Eve caught at the idea, only she did not wait for the Academy to open. She went for a fortnight, accompanied by an old servant of the family, who regarded her mistress's birth as quite a recent event, to Mrs. Sylvester's cottage in Norfolk.

When Mrs. Lightmark came back to town her face was still pale, but her brow wore a serener air, and her eyes had lost their look of apprehension. The woman had arisen triumphant out of the ashes of her childhood, with a heart determined to know the truth, and to face it, however bitter it might prove to be. Meanwhile, she would not judge hastily.

As she drove up Bond Street one day soon after her return to town, the advertisement of Oswyn's exhibition caught her eye. She would probably have remembered a name so uncommon if she had only heard it once, and, as it was, she had heard it several times, and associated with it, moreover, a certain reticence which could not fail to arouse a woman's curiosity.

Later, when Mosenthal's card of invitation for the Private View arrived, she noted the day upon her list of engagements.

On the morning of Oswyn's ordeal, Eve sent a message to her husband, who was engaged with a model in the studio, to notify to him her intention of taking the carriage into town later in the afternoon; to which he had returned a gallant reply, expressing a hope that, if it would not bore her too much, she would pick him up somewhere and drive him home. Where and when could he meet her? The reply, "At Mosenthal's at five o'clock," did not surprise him. He did not happen to have the vaguest idea as to what was the attraction of the day at that particular gallery. It might be Burmese landscapes, or portraits of parrots; it was all one to him. It was extremely decorous in his wife to affect picture-galleries, and Mosenthal's place was conveniently near to his favourite club.

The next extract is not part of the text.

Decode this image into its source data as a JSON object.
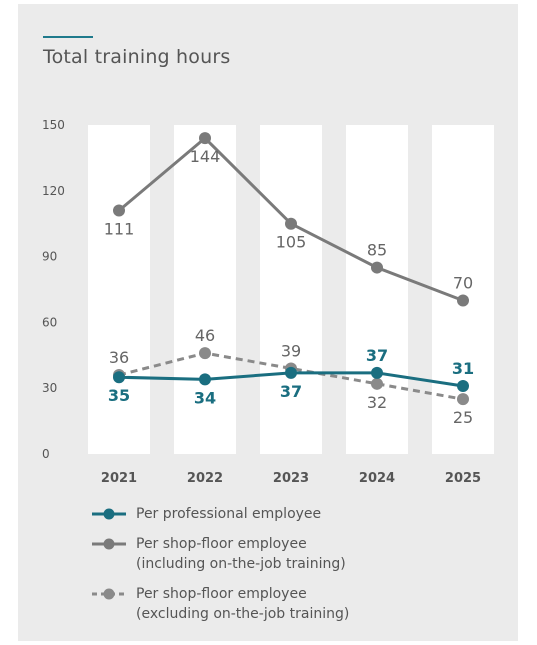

A few minutes before the appointed hour he made his way, from the new and alarmingly revolutionary club-house, where he had been indulging in afternoon tea in company with Felicia Dollond, to the gallery, outside which his horses were already waiting, and, perceiving Oswyn's name on the placards disposed on either side of the entrance, he felt only a momentary hesitation.

Oswyn would probably not be there; and, after all, why should he not inspect the man's pictures?

Before reasons had time to present themselves he had passed into the room, and had been deferentially welcomed and presented with a catalogue by the proprietor in person.

The room was still crowded, and it was oppressively warm, with an atmosphere redolent of woollen and silken fabrics, like a milliner's shop on the day of a sale.

At first he made no effort to join his wife, whom he discerned from afar talking to a pillar of the Church in gaiters and a broad-brimmed hat.